We are doing pretty well.
It's hard to even write that down. The guilt wells up inside me like the steam inside Old Faithful, and I want to cap it quickly and turn away. In our circle of friends, there are those who have been really affected by unemployment, decreased benefits, and exorbitant health care costs (especially if they have kids with special needs).
At the school Eve attends, there are fully 30% of the kids who are on some sort of scholarship or financial aid, and that diversity is a big part of the reason we love that school. Every day I read blogs written by people who are railing against the inequities in our society that create incredible hardships for hardworking individuals and make it nearly impossible for them to get ahead.
Credit Image: Alexander Andreev on Flickr
Bubba and I are ahead.
But that doesn't make us the enemy. I have a hard time not getting defensive about our relative financial security and trying to explain it away. The fact is, we both came from very meager beginnings and made it to college with a great deal of financial aid. We emerged with mountains of school loan debt and both took temporary jobs while we waited for our dream jobs to materialize. We were lucky in many ways, finding ourselves in the right place at the right time, and Bubba got a job with unheard-of benefits. He also drew on his lessons about money management and was very conservative, maneuvering our finances deftly throughout the years. We purchased our first house before real estate prices skyrocketed and sold before the bubble burst.
We have worked very hard over the years and have volunteered in our community and donated both time and money to causes we believe in. And I still have guilt.
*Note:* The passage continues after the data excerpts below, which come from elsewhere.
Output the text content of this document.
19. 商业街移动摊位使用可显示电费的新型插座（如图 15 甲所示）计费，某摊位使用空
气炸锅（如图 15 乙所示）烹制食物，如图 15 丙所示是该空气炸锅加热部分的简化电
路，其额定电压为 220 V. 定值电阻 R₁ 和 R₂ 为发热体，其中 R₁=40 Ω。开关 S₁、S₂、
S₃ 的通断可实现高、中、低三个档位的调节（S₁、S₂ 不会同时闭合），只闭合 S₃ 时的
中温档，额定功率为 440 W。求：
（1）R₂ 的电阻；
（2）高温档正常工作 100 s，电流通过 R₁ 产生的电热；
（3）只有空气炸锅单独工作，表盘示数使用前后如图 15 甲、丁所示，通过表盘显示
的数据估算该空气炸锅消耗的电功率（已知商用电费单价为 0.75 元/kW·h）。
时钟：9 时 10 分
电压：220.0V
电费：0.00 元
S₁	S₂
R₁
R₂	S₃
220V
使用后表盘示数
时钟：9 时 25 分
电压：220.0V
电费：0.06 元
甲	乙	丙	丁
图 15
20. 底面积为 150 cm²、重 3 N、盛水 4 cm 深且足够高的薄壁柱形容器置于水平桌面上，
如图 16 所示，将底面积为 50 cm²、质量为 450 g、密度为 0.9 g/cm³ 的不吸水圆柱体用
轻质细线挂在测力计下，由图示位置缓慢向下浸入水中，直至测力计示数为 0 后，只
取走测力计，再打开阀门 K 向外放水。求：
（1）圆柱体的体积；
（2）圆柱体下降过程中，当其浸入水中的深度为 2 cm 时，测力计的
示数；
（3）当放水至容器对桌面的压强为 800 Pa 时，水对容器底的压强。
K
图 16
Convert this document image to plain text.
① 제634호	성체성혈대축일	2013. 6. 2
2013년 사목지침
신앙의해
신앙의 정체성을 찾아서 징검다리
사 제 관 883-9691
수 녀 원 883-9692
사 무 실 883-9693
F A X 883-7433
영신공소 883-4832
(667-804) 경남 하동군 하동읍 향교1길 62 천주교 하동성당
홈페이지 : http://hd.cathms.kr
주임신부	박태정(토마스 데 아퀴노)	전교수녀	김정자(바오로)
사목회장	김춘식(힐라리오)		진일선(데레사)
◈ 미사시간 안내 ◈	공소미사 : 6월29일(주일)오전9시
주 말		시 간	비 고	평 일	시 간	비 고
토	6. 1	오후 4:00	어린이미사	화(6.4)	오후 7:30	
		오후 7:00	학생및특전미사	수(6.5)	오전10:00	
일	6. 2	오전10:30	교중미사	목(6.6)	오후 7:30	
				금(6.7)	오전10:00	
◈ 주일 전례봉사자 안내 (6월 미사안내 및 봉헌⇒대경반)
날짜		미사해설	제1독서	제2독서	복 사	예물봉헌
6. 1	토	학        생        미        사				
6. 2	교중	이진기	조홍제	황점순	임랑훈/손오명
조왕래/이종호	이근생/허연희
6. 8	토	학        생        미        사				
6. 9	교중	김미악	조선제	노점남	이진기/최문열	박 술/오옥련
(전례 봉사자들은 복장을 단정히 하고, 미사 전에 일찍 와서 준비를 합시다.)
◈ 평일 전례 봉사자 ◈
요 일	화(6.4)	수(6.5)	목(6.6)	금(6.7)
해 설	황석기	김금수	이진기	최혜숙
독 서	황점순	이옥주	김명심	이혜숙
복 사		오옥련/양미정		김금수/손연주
I have guilt when I talk to friends about our new home purchase, because I know some of them are struggling to make house payments.
I have guilt when I tell my little sister we're headed to Hawaii for a vacation this summer with the girls, because I know she's scraping money together for a long weekend in Vegas -- her first vacation since she got married over a year ago.
I know that my closest friends are excited to see photos of the new house we'll move into this summer.
I know that my family members don't begrudge us the tropical vacation as a family.
I know that my friends who have kids with special needs don't resent me because my kids are growing and thriving.
The notion that it might not be okay to share things about my life with friends and family seems silly, but there are times when I worry that some of the details might be misconstrued. We are fairly open with our girls about the cost of things -- gasoline, new shoes, even mortgage payments. We talk often about the difference between "want" and "need" and how to decide when it is important to buy something.
They understand that some of the things we value -- fresh, organic whole foods, for example -- also might be valued by others but are, more often than not, financially out-of-reach. They realize that we have family members who cannot afford many of the luxuries we have and that we help them out when we can. But at the end of the day, I don't want the message to my girls to be one of guilt and shame.
I don't want them to feel as though we ought not to indulge ourselves in a trip to Hawaii if we can afford it. We all work very hard throughout the year and enjoy spending time together as a family. I don't want them to think that they have to hide the nice things we do for ourselves out of a sense of propriety or deference to others.
Their father is not Bernie Madoff or some former executive at Enron. His business has created nearly 30 jobs in the past three years, and his employees are compensated well and given a great benefit package. We are committed to being a part of our community and doing what we can to make a difference for the families who are struggling and working hard to make their lives better. Hiding our own successes feels to me like an admission of guilt and, the fact is, we are guilty of nothing more than a little bit of luck and a lot of hard work.
So, we are doing pretty well.
And that does not make us the enemy.